I imagined that once my editorship finished, I would be a free man. But no, I never learn. I volunteered to take on the role of Social Secretary and I still hold that position on the DA Committee. Today the role involves the organisation of the Annual Barn Dance but continues to entail a lot of administrative work to book the Hall, the Band and the Caterers, the printing and distribution of tickets and getting in some attractive prizes for the Raffle. On the night there is a lot of work setting up the tables and organising the programme of activities.

I retired from work some ten years ago. I worked at a shipbrokers and prior to that a variety of jobs including laundry management, selling canned food and market gardening. I think I was lucky because, in my younger days after the War there was a labour shortage and you could afford to chance your arm and not worry too much about the future.

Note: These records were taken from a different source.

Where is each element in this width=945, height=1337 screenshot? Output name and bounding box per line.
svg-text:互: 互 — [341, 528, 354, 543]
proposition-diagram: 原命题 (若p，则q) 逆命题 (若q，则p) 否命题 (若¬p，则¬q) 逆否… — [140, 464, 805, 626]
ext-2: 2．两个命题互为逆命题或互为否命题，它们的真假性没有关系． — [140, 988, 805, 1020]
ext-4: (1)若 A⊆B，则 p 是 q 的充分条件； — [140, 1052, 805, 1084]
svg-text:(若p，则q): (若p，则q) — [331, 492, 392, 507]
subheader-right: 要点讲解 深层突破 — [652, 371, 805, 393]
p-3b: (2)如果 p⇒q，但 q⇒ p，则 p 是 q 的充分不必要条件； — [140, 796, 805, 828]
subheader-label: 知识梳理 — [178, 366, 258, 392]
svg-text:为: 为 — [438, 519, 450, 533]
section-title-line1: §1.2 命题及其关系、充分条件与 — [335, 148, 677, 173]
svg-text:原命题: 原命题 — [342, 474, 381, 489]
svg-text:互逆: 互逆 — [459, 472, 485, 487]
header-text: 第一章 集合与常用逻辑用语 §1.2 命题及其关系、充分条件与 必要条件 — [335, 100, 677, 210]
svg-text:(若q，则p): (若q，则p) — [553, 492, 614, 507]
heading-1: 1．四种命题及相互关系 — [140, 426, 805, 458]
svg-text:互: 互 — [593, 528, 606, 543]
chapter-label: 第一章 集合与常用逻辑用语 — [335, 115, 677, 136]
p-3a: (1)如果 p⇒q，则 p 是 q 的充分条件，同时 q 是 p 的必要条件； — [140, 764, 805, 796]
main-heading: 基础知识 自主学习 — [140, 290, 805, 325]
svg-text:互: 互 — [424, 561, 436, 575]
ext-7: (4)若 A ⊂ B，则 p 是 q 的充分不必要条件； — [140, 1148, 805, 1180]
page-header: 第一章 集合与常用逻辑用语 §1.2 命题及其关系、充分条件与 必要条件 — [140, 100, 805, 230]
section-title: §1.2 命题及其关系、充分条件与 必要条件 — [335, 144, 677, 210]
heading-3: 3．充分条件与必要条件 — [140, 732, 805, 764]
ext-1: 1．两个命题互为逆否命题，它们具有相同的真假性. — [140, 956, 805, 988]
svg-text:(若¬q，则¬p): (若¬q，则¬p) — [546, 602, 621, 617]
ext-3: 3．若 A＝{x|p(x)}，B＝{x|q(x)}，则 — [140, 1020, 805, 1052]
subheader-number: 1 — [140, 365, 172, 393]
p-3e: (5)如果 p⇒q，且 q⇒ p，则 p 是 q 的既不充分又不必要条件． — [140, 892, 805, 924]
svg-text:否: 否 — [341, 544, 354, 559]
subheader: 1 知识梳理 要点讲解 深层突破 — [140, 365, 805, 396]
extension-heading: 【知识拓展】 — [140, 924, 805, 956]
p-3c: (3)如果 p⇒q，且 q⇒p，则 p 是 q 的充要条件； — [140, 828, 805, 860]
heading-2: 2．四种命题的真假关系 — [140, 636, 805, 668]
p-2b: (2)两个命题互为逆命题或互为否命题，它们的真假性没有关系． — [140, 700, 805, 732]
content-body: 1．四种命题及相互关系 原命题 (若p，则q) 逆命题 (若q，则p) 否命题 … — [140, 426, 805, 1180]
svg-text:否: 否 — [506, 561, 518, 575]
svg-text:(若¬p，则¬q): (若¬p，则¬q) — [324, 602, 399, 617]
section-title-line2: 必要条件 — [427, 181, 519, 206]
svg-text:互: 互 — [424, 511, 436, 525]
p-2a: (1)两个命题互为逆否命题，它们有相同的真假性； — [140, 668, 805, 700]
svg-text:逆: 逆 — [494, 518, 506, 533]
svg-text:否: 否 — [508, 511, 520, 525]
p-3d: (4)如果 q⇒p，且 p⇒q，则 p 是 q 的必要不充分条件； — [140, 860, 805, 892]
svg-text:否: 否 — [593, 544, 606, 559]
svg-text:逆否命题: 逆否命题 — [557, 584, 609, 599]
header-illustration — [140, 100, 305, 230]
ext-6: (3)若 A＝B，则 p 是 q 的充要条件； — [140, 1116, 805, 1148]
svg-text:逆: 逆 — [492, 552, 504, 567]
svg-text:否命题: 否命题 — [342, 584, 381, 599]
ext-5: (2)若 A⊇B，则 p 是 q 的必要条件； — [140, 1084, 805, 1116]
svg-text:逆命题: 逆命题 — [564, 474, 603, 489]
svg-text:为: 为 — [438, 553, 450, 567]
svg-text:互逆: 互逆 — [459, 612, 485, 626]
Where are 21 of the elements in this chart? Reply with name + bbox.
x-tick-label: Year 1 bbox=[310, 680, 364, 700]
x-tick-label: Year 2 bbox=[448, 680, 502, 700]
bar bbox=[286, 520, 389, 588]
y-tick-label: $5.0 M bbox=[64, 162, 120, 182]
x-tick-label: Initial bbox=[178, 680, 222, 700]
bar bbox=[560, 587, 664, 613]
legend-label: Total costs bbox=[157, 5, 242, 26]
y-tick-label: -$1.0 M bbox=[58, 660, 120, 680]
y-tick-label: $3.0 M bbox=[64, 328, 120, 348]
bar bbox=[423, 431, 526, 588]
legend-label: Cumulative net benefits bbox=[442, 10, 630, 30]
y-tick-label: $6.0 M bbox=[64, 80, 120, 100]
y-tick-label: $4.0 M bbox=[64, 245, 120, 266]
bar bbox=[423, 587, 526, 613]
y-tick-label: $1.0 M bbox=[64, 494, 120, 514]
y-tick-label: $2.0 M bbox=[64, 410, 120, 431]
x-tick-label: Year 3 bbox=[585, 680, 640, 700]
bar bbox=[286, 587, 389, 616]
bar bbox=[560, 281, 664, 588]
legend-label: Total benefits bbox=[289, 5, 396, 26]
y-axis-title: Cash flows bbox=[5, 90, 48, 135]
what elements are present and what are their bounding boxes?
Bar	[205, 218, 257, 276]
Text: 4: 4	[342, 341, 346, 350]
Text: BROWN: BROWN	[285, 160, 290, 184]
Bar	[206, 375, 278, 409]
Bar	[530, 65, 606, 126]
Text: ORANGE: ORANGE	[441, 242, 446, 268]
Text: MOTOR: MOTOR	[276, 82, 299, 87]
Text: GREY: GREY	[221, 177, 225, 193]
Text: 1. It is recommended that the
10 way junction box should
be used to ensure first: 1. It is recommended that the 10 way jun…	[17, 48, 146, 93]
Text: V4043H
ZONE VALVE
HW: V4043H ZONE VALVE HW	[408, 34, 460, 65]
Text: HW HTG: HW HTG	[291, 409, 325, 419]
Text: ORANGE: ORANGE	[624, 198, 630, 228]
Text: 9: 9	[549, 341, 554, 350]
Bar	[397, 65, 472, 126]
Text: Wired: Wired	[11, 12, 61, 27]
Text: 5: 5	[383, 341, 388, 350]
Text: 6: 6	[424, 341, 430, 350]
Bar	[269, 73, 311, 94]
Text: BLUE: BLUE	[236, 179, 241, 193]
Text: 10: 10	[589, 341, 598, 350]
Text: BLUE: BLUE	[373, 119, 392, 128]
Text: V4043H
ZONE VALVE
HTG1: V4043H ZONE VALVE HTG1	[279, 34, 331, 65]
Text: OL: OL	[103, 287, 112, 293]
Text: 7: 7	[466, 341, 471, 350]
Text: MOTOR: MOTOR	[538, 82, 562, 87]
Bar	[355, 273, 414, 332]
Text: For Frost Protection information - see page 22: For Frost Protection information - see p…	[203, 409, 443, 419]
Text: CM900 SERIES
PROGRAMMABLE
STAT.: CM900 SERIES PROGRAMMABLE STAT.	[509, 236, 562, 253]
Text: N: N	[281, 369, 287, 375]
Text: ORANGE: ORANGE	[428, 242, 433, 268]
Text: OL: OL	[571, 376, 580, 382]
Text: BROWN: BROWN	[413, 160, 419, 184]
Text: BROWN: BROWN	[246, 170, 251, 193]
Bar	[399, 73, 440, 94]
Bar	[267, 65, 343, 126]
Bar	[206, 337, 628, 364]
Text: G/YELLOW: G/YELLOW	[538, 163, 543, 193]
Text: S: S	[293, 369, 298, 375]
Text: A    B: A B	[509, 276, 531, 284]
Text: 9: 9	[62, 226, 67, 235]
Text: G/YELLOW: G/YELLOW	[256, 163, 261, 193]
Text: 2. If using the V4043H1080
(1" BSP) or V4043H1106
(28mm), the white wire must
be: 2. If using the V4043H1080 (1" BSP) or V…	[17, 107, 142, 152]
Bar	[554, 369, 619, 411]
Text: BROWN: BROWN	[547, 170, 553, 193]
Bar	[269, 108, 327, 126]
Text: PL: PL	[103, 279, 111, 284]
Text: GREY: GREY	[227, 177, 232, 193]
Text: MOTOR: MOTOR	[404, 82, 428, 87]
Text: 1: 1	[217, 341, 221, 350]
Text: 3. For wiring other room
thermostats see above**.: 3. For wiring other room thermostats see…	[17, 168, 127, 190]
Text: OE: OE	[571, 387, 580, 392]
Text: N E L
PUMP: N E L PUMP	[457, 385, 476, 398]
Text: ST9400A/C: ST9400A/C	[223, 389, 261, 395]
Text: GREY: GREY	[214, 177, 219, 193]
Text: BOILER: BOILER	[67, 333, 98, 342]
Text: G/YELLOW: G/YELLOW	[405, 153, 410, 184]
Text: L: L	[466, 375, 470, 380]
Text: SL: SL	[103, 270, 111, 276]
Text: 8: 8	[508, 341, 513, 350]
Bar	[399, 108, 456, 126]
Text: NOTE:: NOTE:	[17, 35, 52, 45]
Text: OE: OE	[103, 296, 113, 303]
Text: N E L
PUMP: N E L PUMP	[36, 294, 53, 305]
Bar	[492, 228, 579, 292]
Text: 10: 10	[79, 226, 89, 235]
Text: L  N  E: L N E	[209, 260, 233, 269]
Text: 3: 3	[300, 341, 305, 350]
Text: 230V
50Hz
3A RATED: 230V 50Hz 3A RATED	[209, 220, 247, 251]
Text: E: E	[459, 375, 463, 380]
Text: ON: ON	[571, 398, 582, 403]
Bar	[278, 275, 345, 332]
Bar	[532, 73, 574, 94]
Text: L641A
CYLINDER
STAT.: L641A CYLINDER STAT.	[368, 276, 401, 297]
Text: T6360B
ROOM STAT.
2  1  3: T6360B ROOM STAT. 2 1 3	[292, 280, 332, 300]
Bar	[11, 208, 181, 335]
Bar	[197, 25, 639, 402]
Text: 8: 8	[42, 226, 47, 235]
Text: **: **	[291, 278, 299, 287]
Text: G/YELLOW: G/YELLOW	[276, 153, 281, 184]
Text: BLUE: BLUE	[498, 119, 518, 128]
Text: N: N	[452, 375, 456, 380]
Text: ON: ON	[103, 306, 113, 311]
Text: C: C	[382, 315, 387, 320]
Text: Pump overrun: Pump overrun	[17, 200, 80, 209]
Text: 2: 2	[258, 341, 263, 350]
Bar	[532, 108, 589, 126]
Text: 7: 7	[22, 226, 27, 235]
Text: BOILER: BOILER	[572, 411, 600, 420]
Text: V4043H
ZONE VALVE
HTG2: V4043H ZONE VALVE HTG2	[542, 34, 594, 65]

As for my cycling, I still enjoy it as much as ever, riding on my Dawes Galaxy which I purchased in 1974 and is still doing good service. Obviously you slow down as you get older, but I think this isn't always a disadvantage. I love meandering along the Thames towpath to relax and enjoy the peace and tranquillity. I am constantly amazed at the number of cyclists who hurtle past with a look of grim determination on their faces. Surely you ride a towpath to relax - speed doesn't really matter does it?

I ride with my 'ex-Mitoot' friends Ralph Gommon, Ken Clark and Graham Godfrey on a Thursday (weather permitting). Valerie and I are heavily involved with the local branch of the RSPCA and are members of a local wine circle. We also belong to a jazz club in Carshalton. But the cycling continues to be an especially important part of my life. I may have retired from work but I do not intend to retire from my cycling because I still enjoy it so much.